The reddish hair was lighted up against the window as he had seen it before, and he watched it.
"That's the way _I_ feel!" he said softly.
"How do you feel?" She wheeled about and looked at him.
"As if there wasn't any need to say things. As if----"
She had turned back to the window. He went toward her.
"You've known all along!" he said.
He addressed the little locks gathered up under her cap.
He was quite near to her now.
"You knew--the first day I came--when I saw you--in father's room," he declared to the little locks of hair. "Didn't you?"
There was no reply.
"And every time I've seen you since!" he said exultingly. "And now that I've got you alone for a minute--you pretend----"
"I'm not pretending!" The shoulders shrugged a little.
"And turn your back on me," he added quietly.
"It's very thoughtless!" she said, speaking to the window. "You make it awkward for me.... I hoped you would have sense enough--not to say anything!"
"I haven't any sense," said the young man. "And you have so much.... That's why I like you. I fell in love with your sense--the first day!"

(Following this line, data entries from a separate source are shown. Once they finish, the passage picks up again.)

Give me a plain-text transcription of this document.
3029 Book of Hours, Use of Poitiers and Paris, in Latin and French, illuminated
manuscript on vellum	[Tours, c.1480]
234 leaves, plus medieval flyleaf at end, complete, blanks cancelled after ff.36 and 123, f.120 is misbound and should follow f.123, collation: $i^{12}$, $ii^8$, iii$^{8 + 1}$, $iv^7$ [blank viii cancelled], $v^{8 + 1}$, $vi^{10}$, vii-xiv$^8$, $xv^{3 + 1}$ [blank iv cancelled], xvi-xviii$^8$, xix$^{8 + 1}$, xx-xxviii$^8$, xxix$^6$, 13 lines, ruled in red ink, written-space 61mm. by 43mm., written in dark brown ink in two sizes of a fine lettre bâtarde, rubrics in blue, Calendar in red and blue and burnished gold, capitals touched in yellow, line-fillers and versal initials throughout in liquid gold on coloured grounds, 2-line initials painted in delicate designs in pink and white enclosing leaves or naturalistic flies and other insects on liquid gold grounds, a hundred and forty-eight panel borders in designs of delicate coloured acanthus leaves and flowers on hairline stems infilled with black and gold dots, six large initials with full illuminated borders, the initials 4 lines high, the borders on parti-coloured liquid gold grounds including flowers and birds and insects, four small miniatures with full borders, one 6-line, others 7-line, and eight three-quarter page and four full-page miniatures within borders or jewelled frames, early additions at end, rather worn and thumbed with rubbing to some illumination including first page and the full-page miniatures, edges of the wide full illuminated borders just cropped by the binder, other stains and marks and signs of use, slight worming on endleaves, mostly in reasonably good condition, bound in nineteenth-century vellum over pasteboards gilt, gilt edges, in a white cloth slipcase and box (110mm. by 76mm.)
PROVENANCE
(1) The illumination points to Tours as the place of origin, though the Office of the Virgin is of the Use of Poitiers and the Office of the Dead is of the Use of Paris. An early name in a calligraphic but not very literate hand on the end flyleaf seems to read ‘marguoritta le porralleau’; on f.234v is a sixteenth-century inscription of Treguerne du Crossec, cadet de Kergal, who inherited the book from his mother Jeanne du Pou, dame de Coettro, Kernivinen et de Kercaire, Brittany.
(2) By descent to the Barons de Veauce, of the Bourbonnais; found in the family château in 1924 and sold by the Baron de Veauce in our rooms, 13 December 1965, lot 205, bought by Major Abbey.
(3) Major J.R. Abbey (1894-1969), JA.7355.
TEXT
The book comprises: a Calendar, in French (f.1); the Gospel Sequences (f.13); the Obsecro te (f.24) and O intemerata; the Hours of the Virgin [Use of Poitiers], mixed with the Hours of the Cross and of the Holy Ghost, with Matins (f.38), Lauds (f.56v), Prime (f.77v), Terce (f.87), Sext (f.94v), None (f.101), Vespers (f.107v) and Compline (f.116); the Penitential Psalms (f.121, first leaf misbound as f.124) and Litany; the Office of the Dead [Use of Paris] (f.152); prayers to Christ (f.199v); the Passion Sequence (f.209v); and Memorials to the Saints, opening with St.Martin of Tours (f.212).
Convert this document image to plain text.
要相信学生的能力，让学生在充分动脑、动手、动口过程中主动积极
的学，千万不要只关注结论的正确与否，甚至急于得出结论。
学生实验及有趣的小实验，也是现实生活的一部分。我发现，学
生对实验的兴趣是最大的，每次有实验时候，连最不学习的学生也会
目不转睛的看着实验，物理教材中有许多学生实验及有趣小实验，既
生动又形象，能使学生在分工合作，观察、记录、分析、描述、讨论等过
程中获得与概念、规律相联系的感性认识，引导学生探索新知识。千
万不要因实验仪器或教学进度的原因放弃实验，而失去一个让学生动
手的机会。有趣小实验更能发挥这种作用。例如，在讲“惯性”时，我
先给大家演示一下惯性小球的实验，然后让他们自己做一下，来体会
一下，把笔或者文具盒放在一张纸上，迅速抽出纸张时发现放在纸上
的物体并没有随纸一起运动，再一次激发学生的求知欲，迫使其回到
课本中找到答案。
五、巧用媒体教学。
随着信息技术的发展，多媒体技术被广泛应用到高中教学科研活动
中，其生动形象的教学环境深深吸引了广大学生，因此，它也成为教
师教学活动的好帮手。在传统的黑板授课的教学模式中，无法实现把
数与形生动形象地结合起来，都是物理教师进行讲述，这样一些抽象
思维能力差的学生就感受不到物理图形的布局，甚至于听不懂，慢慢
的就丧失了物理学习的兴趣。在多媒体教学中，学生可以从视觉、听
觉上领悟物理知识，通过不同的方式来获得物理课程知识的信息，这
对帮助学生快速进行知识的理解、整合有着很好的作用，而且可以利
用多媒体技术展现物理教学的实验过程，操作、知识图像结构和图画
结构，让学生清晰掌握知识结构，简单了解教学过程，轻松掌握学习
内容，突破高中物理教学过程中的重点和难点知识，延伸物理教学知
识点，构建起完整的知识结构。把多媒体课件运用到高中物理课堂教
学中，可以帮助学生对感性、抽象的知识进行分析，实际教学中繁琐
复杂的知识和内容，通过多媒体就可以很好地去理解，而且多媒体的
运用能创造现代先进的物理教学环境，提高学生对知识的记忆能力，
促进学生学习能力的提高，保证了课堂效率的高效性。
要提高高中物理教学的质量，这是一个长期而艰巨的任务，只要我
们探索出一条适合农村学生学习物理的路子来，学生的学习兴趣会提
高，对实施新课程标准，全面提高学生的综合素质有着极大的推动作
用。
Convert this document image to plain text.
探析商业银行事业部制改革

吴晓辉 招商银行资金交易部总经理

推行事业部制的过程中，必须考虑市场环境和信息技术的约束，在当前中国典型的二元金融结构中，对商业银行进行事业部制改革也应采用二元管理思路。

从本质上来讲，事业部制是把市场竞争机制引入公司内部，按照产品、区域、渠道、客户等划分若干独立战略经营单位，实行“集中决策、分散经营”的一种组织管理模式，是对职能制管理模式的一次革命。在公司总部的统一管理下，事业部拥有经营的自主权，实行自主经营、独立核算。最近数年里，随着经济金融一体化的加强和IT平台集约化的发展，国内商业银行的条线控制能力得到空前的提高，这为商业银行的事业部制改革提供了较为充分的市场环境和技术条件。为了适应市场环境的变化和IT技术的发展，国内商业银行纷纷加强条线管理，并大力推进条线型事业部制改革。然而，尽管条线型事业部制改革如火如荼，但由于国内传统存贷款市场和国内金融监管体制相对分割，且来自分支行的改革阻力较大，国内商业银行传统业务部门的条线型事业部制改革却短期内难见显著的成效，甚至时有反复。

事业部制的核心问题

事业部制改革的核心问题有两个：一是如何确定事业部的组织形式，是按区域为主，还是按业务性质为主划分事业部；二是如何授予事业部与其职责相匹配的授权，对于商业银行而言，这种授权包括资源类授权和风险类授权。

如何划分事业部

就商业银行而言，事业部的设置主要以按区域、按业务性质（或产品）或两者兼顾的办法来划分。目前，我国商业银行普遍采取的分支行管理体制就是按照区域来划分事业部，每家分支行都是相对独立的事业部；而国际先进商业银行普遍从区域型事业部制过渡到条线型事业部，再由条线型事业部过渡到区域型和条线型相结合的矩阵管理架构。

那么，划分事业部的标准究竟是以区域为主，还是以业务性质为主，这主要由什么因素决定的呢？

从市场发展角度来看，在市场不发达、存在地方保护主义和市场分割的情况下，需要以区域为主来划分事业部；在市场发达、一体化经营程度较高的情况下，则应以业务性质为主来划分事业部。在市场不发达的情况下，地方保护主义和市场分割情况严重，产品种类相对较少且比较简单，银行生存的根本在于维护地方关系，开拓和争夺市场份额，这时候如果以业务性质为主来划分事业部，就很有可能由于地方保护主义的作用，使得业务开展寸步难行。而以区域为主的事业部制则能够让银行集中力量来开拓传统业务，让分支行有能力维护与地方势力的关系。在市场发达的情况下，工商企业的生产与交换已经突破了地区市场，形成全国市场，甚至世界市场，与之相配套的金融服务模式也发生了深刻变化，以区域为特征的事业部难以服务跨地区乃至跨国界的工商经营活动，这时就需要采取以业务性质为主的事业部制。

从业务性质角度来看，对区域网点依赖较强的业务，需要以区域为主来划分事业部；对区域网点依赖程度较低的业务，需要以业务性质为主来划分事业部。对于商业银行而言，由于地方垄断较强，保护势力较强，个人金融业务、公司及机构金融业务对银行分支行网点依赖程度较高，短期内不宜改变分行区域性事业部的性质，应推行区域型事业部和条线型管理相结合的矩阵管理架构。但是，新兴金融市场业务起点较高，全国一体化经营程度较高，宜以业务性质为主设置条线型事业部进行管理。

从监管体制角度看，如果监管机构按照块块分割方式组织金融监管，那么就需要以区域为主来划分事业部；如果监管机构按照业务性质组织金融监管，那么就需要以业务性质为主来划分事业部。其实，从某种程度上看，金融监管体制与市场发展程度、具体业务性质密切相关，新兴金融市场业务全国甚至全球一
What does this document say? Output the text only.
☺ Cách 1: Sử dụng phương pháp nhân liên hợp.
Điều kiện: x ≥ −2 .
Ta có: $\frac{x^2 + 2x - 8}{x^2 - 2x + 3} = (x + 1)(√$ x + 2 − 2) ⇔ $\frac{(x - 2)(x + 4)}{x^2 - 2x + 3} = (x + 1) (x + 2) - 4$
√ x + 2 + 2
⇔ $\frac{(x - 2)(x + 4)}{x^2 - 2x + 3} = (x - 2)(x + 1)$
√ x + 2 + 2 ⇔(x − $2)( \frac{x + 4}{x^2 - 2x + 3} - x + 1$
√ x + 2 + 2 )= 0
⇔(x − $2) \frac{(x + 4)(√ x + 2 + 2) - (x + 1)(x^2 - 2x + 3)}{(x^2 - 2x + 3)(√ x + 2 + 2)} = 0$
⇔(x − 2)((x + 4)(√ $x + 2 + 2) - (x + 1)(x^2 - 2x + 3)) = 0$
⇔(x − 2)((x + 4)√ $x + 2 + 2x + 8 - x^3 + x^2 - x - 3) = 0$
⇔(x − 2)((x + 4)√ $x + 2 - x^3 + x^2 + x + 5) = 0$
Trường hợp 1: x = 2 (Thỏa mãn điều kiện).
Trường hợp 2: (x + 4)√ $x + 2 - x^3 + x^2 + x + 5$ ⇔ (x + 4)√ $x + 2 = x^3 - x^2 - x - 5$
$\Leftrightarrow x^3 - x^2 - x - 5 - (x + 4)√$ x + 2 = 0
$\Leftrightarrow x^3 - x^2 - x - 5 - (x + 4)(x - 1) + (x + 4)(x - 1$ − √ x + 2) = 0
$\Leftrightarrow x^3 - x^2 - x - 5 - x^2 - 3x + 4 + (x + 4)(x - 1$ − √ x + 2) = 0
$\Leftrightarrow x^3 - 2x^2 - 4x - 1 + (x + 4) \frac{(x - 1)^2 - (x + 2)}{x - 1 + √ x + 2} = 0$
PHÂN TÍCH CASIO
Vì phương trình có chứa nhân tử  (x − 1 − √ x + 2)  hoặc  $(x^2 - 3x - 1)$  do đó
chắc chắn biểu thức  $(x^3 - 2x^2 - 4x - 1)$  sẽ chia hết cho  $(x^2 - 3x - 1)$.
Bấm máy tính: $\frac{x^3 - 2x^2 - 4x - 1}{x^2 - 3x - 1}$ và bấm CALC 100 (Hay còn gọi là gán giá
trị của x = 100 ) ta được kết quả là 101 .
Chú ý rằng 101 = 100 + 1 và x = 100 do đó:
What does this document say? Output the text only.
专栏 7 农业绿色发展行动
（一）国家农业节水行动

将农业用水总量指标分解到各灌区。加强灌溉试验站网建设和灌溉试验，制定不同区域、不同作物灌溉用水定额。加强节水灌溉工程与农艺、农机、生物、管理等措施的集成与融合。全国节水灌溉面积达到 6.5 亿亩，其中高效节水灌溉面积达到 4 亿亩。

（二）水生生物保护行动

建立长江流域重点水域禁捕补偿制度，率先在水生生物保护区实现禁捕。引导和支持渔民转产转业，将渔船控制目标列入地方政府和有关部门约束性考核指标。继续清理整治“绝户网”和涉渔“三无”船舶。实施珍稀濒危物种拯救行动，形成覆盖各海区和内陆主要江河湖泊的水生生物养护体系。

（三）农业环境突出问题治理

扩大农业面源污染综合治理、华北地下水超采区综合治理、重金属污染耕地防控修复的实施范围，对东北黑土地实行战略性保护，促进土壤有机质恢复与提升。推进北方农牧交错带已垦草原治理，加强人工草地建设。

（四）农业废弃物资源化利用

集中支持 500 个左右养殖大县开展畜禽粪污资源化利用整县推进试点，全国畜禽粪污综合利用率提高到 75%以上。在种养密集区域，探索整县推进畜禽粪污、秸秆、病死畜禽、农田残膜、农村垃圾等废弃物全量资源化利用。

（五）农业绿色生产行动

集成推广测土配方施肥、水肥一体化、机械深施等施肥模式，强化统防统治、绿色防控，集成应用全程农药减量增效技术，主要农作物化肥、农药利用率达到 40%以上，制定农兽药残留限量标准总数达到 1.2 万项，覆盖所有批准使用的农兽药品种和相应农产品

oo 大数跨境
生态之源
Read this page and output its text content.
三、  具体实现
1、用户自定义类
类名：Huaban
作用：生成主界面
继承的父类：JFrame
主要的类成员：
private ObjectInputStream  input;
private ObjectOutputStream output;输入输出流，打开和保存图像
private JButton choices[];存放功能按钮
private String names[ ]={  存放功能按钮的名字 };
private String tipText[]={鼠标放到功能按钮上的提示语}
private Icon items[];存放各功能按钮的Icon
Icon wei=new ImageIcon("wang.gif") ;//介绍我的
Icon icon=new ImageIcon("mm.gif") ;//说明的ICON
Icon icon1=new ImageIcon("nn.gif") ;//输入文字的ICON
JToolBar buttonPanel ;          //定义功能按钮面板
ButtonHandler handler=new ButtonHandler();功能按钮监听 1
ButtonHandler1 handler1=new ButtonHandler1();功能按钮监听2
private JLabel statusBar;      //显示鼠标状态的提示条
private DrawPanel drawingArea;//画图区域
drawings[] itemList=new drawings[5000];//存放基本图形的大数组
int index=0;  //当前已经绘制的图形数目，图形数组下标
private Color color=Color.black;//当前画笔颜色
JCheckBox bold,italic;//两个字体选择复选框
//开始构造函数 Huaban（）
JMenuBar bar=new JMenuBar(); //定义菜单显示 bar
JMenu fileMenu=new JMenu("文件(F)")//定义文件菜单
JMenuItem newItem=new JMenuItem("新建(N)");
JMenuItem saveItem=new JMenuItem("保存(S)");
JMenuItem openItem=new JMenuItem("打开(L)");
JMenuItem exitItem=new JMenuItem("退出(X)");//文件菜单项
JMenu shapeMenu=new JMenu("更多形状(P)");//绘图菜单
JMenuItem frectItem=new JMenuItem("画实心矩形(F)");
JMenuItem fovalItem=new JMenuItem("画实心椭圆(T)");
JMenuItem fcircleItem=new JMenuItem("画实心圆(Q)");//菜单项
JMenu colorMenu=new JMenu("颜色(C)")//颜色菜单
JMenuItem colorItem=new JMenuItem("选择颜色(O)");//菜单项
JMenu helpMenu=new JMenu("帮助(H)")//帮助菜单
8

She had turned and faced him now. "Of course you don't care!" she said indignantly. "It is just a joke to you--to come, interfering with my work----"
"I didn't mean to stop you!" He glanced helplessly at the linen-cupboard.
"I mean my nursing!" she said with dignity. "I can't take care of your father if you're looking at me--and saying foolish things--all the time!"
He reached out a hand. "I'm not saying foolish things," he said quietly. "And you know it----"
A little bell buzzed somewhere and she lifted her head. "He's ringing--" she said quickly. "It's his bell! I'll have to go!"
Then she waited.
And he took her hands and looked down at them, and bent and kissed them gently, and watched the little color come dancing into her face.
"Pretending you didn't care!" he said.
He crushed the two hands hard and she cried out and drew them away--and lifted them to her face and began to cry into them--little hard sobs that shook her. And he held her close and patted the troubled shoulder.
"There, there!" he said. His voice was very young and happy and surprised.
And she looked up and smiled--a queer little reddened smile--under her crooked cap.
The bell tinkled--and rang a long shrill burr.
"I shall have to go! I know I look like a fright!" She reached to the cap.
"You look dear!" said the young man exultantly.
But she was gone and he was speaking only to the white wainscoted panels of the linen-room and to the sunlight flooding in.
XXXI
Herman Medfield glanced at her sharply as she came in.
"I've been ringing some time," he said dryly.
"I was in the linen-room. I'm sorry. I came as soon as I could."
He looked at her face. "What is the matter?" he asked.
"Nothing." She shook her head.
"You look as if you had been crying," he said, studying her.
"I haven't anything to cry about. I am very happy!" She returned his gaze serenely, with a little fluttering look that came and went underneath.